39 Тогда
Два дня до приезда Дэвида она прожила дома одна, и сама была удивлена, насколько комфортно себя ощущала. Привыкшей за время пребывания в Вестландз к постоянному присутствию других людей, первое время в одиночестве ей было не по себе, однако на ее душу оно подействовало целительно. Даже ночью, в тишине загородного поместья, когда легко можно было вообразить, что она последний человек на земле, она чувствовала себя спокойно. Она, впрочем, нигде и никогда не чувствовала себя оторванной от мира. По-настоящему – никогда. С ее-то способностями.

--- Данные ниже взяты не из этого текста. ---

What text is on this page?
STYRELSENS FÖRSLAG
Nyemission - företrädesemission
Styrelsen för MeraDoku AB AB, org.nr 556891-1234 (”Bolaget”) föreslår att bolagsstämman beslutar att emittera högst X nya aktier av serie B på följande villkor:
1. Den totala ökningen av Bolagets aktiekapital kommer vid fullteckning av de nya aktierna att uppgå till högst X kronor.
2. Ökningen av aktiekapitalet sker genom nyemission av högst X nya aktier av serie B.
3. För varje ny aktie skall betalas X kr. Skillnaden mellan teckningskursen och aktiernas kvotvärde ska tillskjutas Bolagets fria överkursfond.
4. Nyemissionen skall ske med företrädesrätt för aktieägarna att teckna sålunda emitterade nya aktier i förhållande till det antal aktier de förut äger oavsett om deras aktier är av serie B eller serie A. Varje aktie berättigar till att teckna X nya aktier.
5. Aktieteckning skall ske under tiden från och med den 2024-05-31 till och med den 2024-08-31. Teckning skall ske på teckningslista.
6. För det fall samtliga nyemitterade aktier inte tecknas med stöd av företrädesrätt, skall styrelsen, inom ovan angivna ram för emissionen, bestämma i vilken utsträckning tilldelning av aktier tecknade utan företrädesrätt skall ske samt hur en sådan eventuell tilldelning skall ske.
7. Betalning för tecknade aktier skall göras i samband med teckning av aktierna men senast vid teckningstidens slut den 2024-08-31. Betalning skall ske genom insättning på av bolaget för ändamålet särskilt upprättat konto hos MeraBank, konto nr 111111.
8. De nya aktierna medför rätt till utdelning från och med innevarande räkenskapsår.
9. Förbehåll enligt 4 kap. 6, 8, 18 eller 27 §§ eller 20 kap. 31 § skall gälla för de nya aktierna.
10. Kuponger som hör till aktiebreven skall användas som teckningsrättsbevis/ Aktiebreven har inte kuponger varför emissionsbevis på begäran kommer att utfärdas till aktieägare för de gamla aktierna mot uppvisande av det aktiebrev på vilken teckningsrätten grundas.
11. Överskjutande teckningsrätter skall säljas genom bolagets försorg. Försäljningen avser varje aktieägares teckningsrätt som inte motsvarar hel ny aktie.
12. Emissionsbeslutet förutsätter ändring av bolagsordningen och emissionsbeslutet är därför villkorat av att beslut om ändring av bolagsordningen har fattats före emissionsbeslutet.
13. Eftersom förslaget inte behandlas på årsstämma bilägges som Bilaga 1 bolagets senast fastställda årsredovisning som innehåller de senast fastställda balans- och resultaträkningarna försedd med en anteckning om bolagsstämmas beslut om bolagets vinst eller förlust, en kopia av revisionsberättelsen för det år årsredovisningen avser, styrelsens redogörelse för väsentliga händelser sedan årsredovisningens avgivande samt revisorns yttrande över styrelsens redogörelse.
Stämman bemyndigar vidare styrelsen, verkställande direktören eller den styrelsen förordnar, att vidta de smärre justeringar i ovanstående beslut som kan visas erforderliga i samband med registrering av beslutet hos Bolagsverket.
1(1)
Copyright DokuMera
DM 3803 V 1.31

И тем не менее, пожалуй, все они в каком-то смысле были правы. Юность – лучшее лекарство. И Фейрдейл-Хаус кажется факсимильной копией ее прежнего дома. Вроде и прежний, но совсем не такой без ее родителей. Она даже нашла в себе силы заглянуть в их выгоревшие комнаты и забрать оттуда кое-какие безделушки: филигранную шкатулку для украшений, принадлежавшую ее матери, серебряные подсвечники, доставшиеся в наследство от бабушки, и прочие мелочи, с которыми у нее были связаны воспоминания. Фотографии, хранившиеся в коробке в нижнем ящике ее письменного стола, который каким-то образом уцелел во время пожара. Все они были сняты на дорогущую камеру ее отца и проявлены им собственноручно в их домашней фотолаборатории. Это было одно из его многочисленных хобби, которые он предпочитал отцовству. Тут ей лет около пятнадцати. А эта, на которой они с Дэвидом сидят на кухонном столе, снята совсем недавно. Хороший тогда был вечер. Ее родители пили и, видимо, потому были настроены к нему не так неодобрительно, как обычно. Редкий случай их совместного времяпрепровождения. Она убирает первую фотографию в коробку, а вторую оставляет себе.
Она отдает ее Дэвиду во время прогулки по поместью. Воздух, свежий и сырой, бодрит.
– Смотри, что я нашла, – говорит она, держа его под руку.
С самого своего приезда он какой-то притихший, и их воссоединение было почти неловким. Они бросились друг к другу с поцелуями, оба страшно радуясь встрече, но месяц, проведенный врозь, и пожар – все это по-прежнему стоит между ними, и после часа вымученной вежливой беседы о ее пребывании в Вестландз и о том, есть ли у нее все необходимое – хотя совершенно очевидно, что есть, к тому же, верный себе, Дэвид привез полный багажник еды, – она предложила ему пойти прогуляться.
Это было очень правильное решение. Он расслаблялся буквально с каждым шагом, и она выругала себя: не подумала, что атмосфера дома может действовать угнетающе и на него тоже. Он ведь был там в ту ночь. И доказательство тому – его никак не желающие заживать шрамы. К тому же, в отличие от нее, он помнит пожар. Она кладет голову ему на плечо, и они, сойдя с тропинки, углубляются в лес. С самого утра идет дождь, и земля, покрытая мхом и палой листвой, влажно чавкает под ногами, но это лишь придает всему происходящему налет волшебства и близости к природе.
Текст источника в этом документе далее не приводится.